[Date Prev][Date Next][Thread Prev][Thread Next][Date Index][Thread Index]

Re: Issues with self executing jar and FileSystems API

The FileSystems API uses a ServiceLoader[1] to find Apache Beam FileSystem implementations. The ServiceLoader works by finding "service" files on the classpath containing a list of classes implementing the Apache Beam FileSystem API. The way in which your creating an executable jar is likely dropping or incorrectly merging service files. The most common case is that your using the Maven shade plugin and you haven't configured it to use the services file resource transformer[2]. If you are packaging your executable jar a different way, you'll want to lookup the documentation for your tool and see how it can properly deal with the service files.

2: https://maven.apache.org/plugins/maven-shade-plugin/examples/resource-transformers.html#ServicesResourceTransformer

On Thu, Jun 21, 2018 at 12:06 PM Sameer Abhyankar <saabhyankar@xxxxxxxxxx> wrote:

I am trying to package a Beam Dataflow pipeline as a self executing jar using these instructions. However, I am running into a weird issue when attempting to execute this jar.

My pipeline needs to read a file (avro schema .avsc) from GCS outside of a PCollection before starting to work with PCollections.

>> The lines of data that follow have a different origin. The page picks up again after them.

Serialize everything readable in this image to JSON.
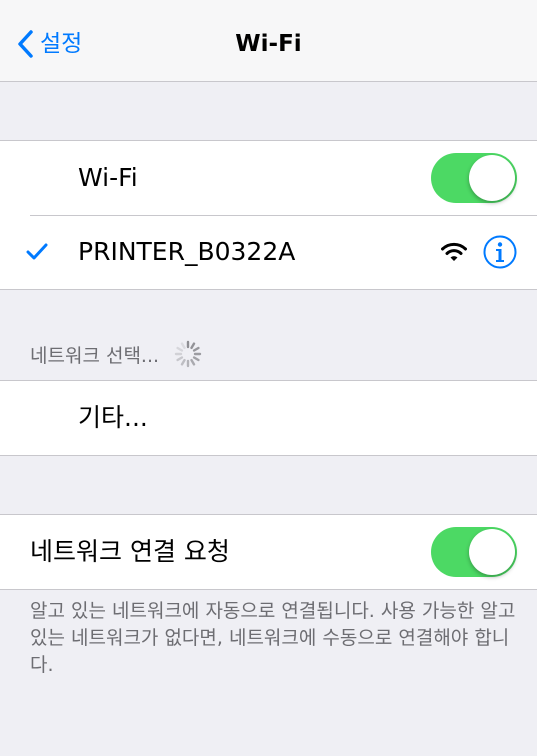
{
  "navbar": {
    "back_label": "설정",
    "title": "Wi-Fi"
  },
  "wifi": {
    "label": "Wi-Fi",
    "enabled": true
  },
  "connected_network": {
    "name": "PRINTER_B0322A",
    "signal_icon": "wifi-icon",
    "info_icon": "info-icon",
    "check_icon": "checkmark-icon"
  },
  "networks_section": {
    "header": "네트워크 선택...",
    "loading_icon": "spinner-icon"
  },
  "other_network": {
    "label": "기타..."
  },
  "ask_to_join": {
    "label": "네트워크 연결 요청",
    "enabled": true,
    "footer": "알고 있는 네트워크에 자동으로 연결됩니다. 사용 가능한 알고 있는 네트워크가 없다면, 네트워크에 수동으로 연결해야 합니다."
  },
  "colors": {
    "accent": "#007aff",
    "toggle_on": "#4cd964",
    "background": "#efeff4",
    "separator": "#c8c7cc",
    "secondary_text": "#6d6d72"
  }
}
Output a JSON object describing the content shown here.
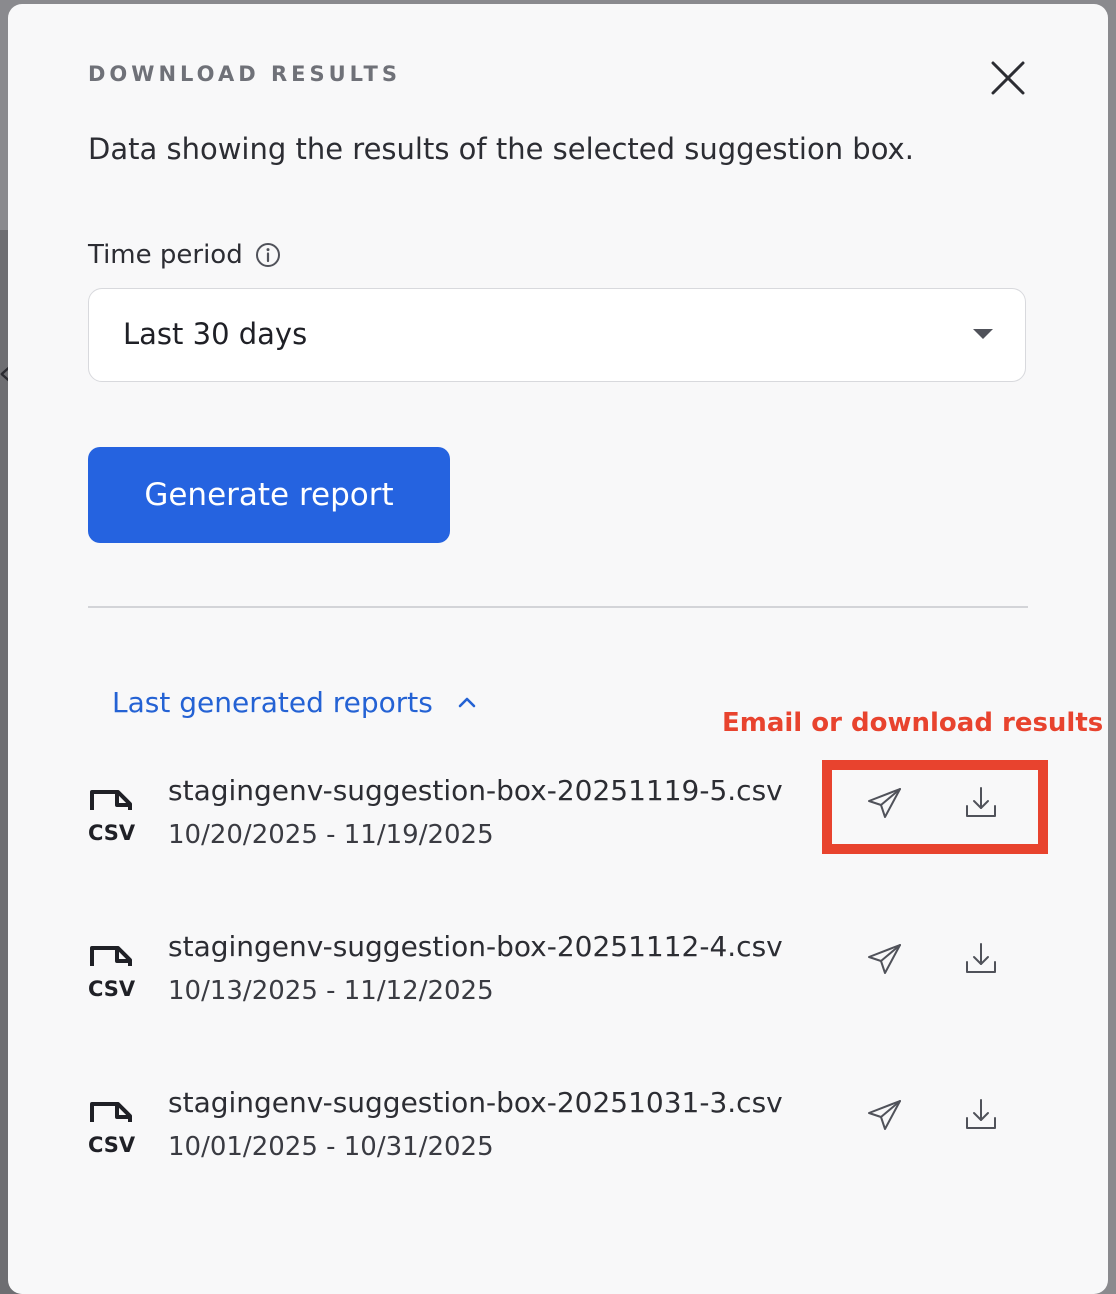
{
  "modal": {
    "title": "DOWNLOAD RESULTS",
    "subtitle": "Data showing the results of the selected suggestion box."
  },
  "time_period": {
    "label": "Time period",
    "selected": "Last 30 days"
  },
  "actions": {
    "generate_label": "Generate report"
  },
  "reports": {
    "toggle_label": "Last generated reports",
    "file_type": "CSV",
    "items": [
      {
        "name": "stagingenv-suggestion-box-20251119-5.csv",
        "range": "10/20/2025 - 11/19/2025"
      },
      {
        "name": "stagingenv-suggestion-box-20251112-4.csv",
        "range": "10/13/2025 - 11/12/2025"
      },
      {
        "name": "stagingenv-suggestion-box-20251031-3.csv",
        "range": "10/01/2025 - 10/31/2025"
      }
    ]
  },
  "annotation": {
    "text": "Email or download results",
    "color": "#e8432e"
  },
  "colors": {
    "primary": "#2563e0",
    "link": "#2462d4",
    "text": "#2c2d33",
    "muted": "#6f7178"
  },
  "icons": {
    "close": "close-icon",
    "info": "info-icon",
    "caret": "caret-down-icon",
    "collapse": "chevron-up-icon",
    "file": "csv-file-icon",
    "email": "paper-plane-icon",
    "download": "download-icon"
  }
}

In order to do that I use the FileSystems API. This works perfectly fine when I execute the pipeline via mvn compile exec:java ..

However, if I attempt to run this as a jar, it appears to treat the GCS path as local and fails with a FileNotFoundException.

Exception in thread "main" java.io.FileNotFoundException: /some/local/filesystem/path/myproject/gs:/my-gcs-bucket/schema/my-schema.avsc (No such file or directory)
at java.io.FileInputStream.open0(Native Method)
at java.io.FileInputStream.open(FileInputStream.java:195)
at java.io.FileInputStream.<init>(FileInputStream.java:138)
at org.apache.beam.sdk.io.LocalFileSystem.open(LocalFileSystem.java:113)
at org.apache.beam.sdk.io.LocalFileSystem.open(LocalFileSystem.java:78)
at org.apache.beam.sdk.io.FileSystems.open(FileSystems.java:262)

(Note that the input path is correct with the double slash but the error seems to strip that out
e.g: --inputPath=gs://my-gcs-bucket/schema/my-schema.avsc)

Any pointers on what might be causing this?

- Sameer